Friday, April 5, 2019

How to use Apache Drill

Drill is an Apache open-source SQL query engine for Big Data exploration. Drill is designed  to support high-performance analysis on the semi-structured. It uses ecosystem of ANSI SQL, the industry-standard query language. Drill provides plug-and-play integration with existing Apache Hive and Apache HBase deployments.

Why Drill
Top  Reasons to Use Drill:
  1. Get started in minutes:It takes just a few minutes to get started with Drill. 
  2. Schema-free JSON model:No need to define and maintain schemas or transform data (ETL). Drill automatically understands the structure of the data.
  3. Query complex, semi-structured data in-situ:Using Drill's schema-free JSON model, you can query complex, semi-structured data in situ. No need to flatten or transform the data prior to or during query execution.
  4. Leverage standard BI tools:Drill works with standard BI tools. You can use your existing tools, such as Tableau,
  5. Access multiple data sources:You can connect Drill out-of-the-box to file systems (local or distributed, such as S3 and HDFS), HBase and Hive
  6. High performance:Drill is designed from the ground up for high throughput and low latency. It doesn't use a general purpose execution engine like MapReduce, Tez or Spark. As a result, Drill is flexible (schema-free JSON model) and performant.
High-Level Architecture
At the core of Apache Drill is the "Drillbit" service, which is responsible for accepting requests from the client, processing the queries, and returning results to the client.
A Drillbit service can be installed and run on all of the required nodes in a Hadoop cluster to form a distributed cluster environment. When a Drillbit runs on each data node in the cluster, Drill can maximize data locality during query execution without moving data over the network or between nodes. Drill uses ZooKeeper to maintain cluster membership and health-check information.
Though Drill works in a Hadoop cluster environment, Drill is not tied to Hadoop and can run in any distributed cluster environment. The only pre-requisite for Drill is ZooKeeper.
When you submit a Drill query, a client or an application sends the query in the form of an SQL statement to a Drillbit in the Drill cluster. A Drillbit is the process running on each active Drill node that coordinates, plans, and executes queries, as well as distributes query work across the cluster to maximize data locality.
The following image represents the communication between clients, applications, and Drillbits:


The Drillbit that receives the query from a client or application becomes the Foreman for the query and drives the entire query. A parser in the Foreman parses the SQL, applying custom rules to convert specific SQL operators into a specific logical operator syntax that Drill understands. This collection of logical operators forms a logical plan. The logical plan describes the work required to generate the query results and defines which data sources and operations to apply.
The Foreman sends the logical plan into a cost-based optimizer to optimize the order of SQL operators in a statement and read the logical plan. The optimizer applies various types of rules to rearrange operators and functions into an optimal plan. The optimizer converts the logical plan into a physical plan that describes how to execute the query.
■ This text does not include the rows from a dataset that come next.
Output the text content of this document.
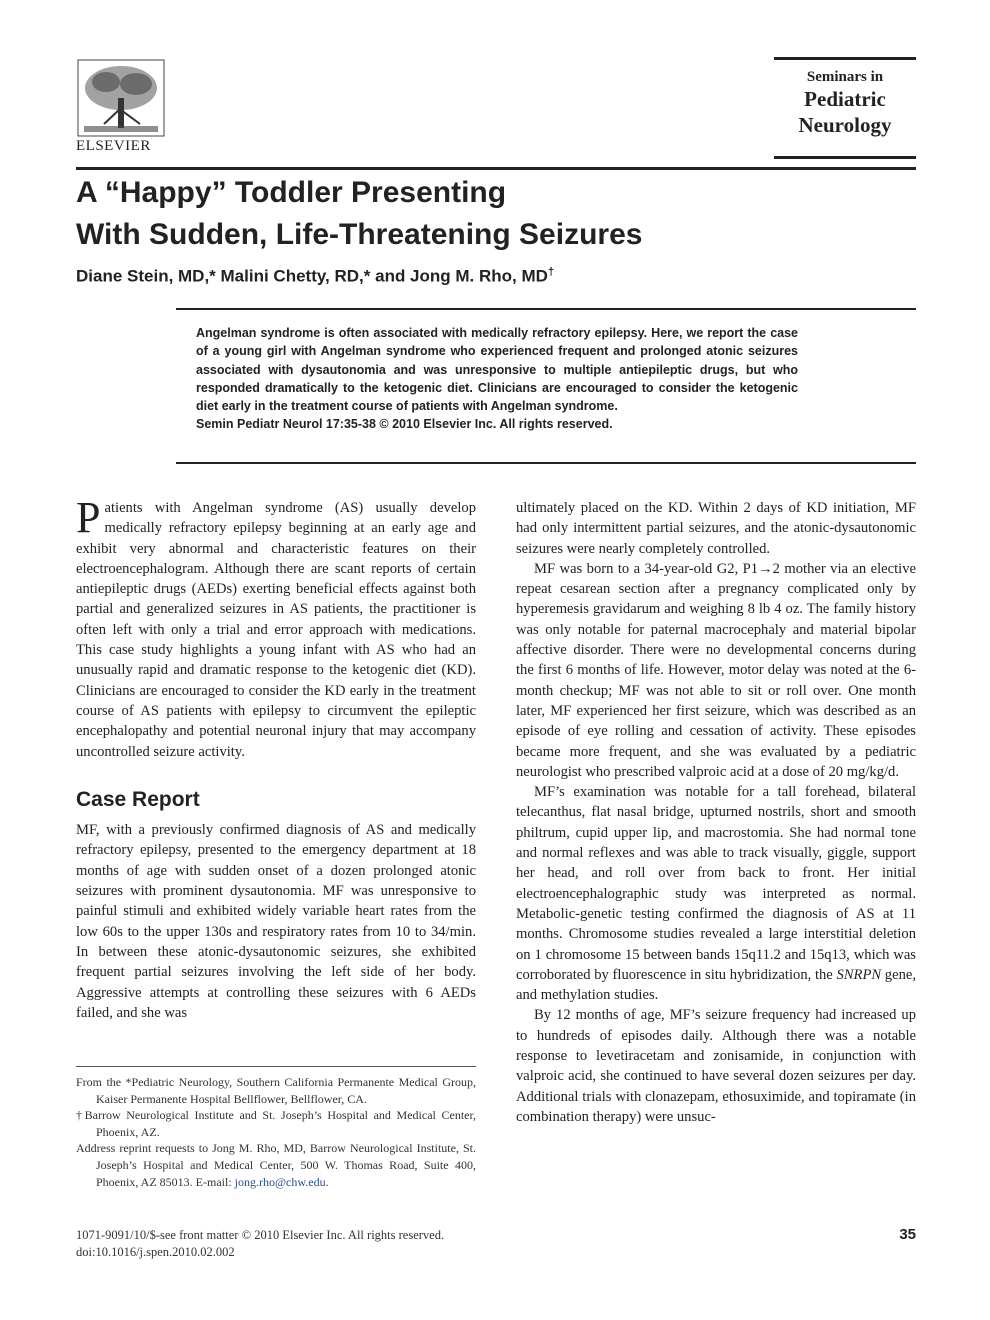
ELSEVIER
Seminars in
Pediatric
Neurology
A “Happy” Toddler Presenting
With Sudden, Life-Threatening Seizures
Diane Stein, MD,* Malini Chetty, RD,* and Jong M. Rho, MD†
Angelman syndrome is often associated with medically refractory epilepsy. Here, we report the case of a young girl with Angelman syndrome who experienced frequent and prolonged atonic seizures associated with dysautonomia and was unresponsive to multiple antiepileptic drugs, but who responded dramatically to the ketogenic diet. Clinicians are encouraged to consider the ketogenic diet early in the treatment course of patients with Angelman syndrome.
Semin Pediatr Neurol 17:35-38 © 2010 Elsevier Inc. All rights reserved.

Patients with Angelman syndrome (AS) usually develop medically refractory epilepsy beginning at an early age and exhibit very abnormal and characteristic features on their electroencephalogram. Although there are scant reports of certain antiepileptic drugs (AEDs) exerting beneficial effects against both partial and generalized seizures in AS patients, the practitioner is often left with only a trial and error approach with medications. This case study highlights a young infant with AS who had an unusually rapid and dramatic response to the ketogenic diet (KD). Clinicians are encouraged to consider the KD early in the treatment course of AS patients with epilepsy to circumvent the epileptic encephalopathy and potential neuronal injury that may accompany uncontrolled seizure activity.

Case Report

MF, with a previously confirmed diagnosis of AS and medically refractory epilepsy, presented to the emergency department at 18 months of age with sudden onset of a dozen prolonged atonic seizures with prominent dysautonomia. MF was unresponsive to painful stimuli and exhibited widely variable heart rates from the low 60s to the upper 130s and respiratory rates from 10 to 34/min. In between these atonic-dysautonomic seizures, she exhibited frequent partial seizures involving the left side of her body. Aggressive attempts at controlling these seizures with 6 AEDs failed, and she was

From the *Pediatric Neurology, Southern California Permanente Medical Group, Kaiser Permanente Hospital Bellflower, Bellflower, CA.

†Barrow Neurological Institute and St. Joseph’s Hospital and Medical Center, Phoenix, AZ.

Address reprint requests to Jong M. Rho, MD, Barrow Neurological Institute, St. Joseph’s Hospital and Medical Center, 500 W. Thomas Road, Suite 400, Phoenix, AZ 85013. E-mail: jong.rho@chw.edu.

ultimately placed on the KD. Within 2 days of KD initiation, MF had only intermittent partial seizures, and the atonic-dysautonomic seizures were nearly completely controlled.

MF was born to a 34-year-old G2, P1→2 mother via an elective repeat cesarean section after a pregnancy complicated only by hyperemesis gravidarum and weighing 8 lb 4 oz. The family history was only notable for paternal macrocephaly and material bipolar affective disorder. There were no developmental concerns during the first 6 months of life. However, motor delay was noted at the 6-month checkup; MF was not able to sit or roll over. One month later, MF experienced her first seizure, which was described as an episode of eye rolling and cessation of activity. These episodes became more frequent, and she was evaluated by a pediatric neurologist who prescribed valproic acid at a dose of 20 mg/kg/d.

MF’s examination was notable for a tall forehead, bilateral telecanthus, flat nasal bridge, upturned nostrils, short and smooth philtrum, cupid upper lip, and macrostomia. She had normal tone and normal reflexes and was able to track visually, giggle, support her head, and roll over from back to front. Her initial electroencephalographic study was interpreted as normal. Metabolic-genetic testing confirmed the diagnosis of AS at 11 months. Chromosome studies revealed a large interstitial deletion on 1 chromosome 15 between bands 15q11.2 and 15q13, which was corroborated by fluorescence in situ hybridization, the SNRPN gene, and methylation studies.

By 12 months of age, MF’s seizure frequency had increased up to hundreds of episodes daily. Although there was a notable response to levetiracetam and zonisamide, in conjunction with valproic acid, she continued to have several dozen seizures per day. Additional trials with clonazepam, ethosuximide, and topiramate (in combination therapy) were unsuc-

1071-9091/10/$-see front matter © 2010 Elsevier Inc. All rights reserved.
doi:10.1016/j.spen.2010.02.002
35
A parallelizer in the Foreman transforms the physical plan into multiple phases, called major and minor fragments. These fragments create a multi-level execution tree that rewrites the query and executes it in parallel against the configured data sources, sending the results back to the client or application.
A major fragment is a concept that represents a phase of the query execution. A phase can consist of one or multiple operations that Drill must perform to execute the query. Drill assigns each major fragment a MajorFragmentID.
For example, to perform a hash aggregation of two files, Drill may create a plan with two major phases (major fragments) where the first phase is dedicated to scanning the two files and the second phase is dedicated to the aggregation of the data.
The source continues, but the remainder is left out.